Na tym zdjęciu nie było butów.

Zniknęły.

– Hmm… bardzo sprytne, Gunther – mruknął Cezar. – Przyprowadziłeś ze sobą Reccondos…

Wszędzie leżały ciała.

Jezus Maria, jęknął w duchu Schofield. Jakby przetoczył się tędy front…

Właściwie wiele się nie pomylił.

Poziom 6 przypominał z wyglądu stację metra – pośrodku znajdował się „peron”, po obu stronach biegły szyny. Jak w zwykłej stacji kolei podziemnej, z obu stron długiego pomieszczenia odchodziły po dwa znikające w ciemności tunele. Ale w odróżnieniu od normalnej stacji kolejowej trzy z czterech tuneli zagradzały masywne drzwi pancerne.

Na peronie leżało dziewięć ciał – wszystkie ubrane w garnitury.

Dziewięciu członków Pierwszej Grupy Osłonowej Secret Service.

Sposób, w jaki były porozrzucane ciała, świadczył o tym, że agenci zostali całkowicie zaskoczeni. Trupy były skąpane we krwi, garnitury poszarpane przez niezliczone pociski.

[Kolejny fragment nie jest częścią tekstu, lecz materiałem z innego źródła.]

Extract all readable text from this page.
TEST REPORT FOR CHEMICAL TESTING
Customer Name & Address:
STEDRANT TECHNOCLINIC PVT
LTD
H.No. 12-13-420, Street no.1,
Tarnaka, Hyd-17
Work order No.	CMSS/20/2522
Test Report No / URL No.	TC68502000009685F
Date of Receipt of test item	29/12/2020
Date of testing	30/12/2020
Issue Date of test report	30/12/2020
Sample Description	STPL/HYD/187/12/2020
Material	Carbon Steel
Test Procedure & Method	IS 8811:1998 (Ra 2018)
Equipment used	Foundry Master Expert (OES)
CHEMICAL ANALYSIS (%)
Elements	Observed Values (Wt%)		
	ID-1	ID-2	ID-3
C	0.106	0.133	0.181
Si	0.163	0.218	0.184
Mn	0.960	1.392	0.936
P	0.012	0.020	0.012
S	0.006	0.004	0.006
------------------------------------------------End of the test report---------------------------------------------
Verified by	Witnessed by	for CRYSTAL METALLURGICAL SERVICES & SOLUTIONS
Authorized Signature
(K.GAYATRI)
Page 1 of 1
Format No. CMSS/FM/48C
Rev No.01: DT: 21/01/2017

Obok zwłok leżało dziesięć ciał w czarnych mundurach bojowych.

Komandosi 7. Szwadronu.

Wszyscy byli martwi.

Trzech komandosów miało ogromne dziury w klatkach piersiowych. Rany wylotowe. Wyglądało na to, że strzelono im w plecy w chwili, gdy wczołgiwali się na peron z prawych torów, a ich klatki piersiowe rozszarpały od wewnątrz pociski dum-dum.

Na torach leżeli kolejni komandosi 7. Szwadronu – również zalani krwią. Trzech miało rany postrzałowe pośrodku czoła.

Ale czterech komandosów 7. Szwadronu nie zostało zabitych z broni palnej.

Leżeli obok stalowych drzwi, wpuszczonych w ścianę tuż przy prawym torze – gdzie było wejście do Awaryjnego Szybu Ewakuacyjnego.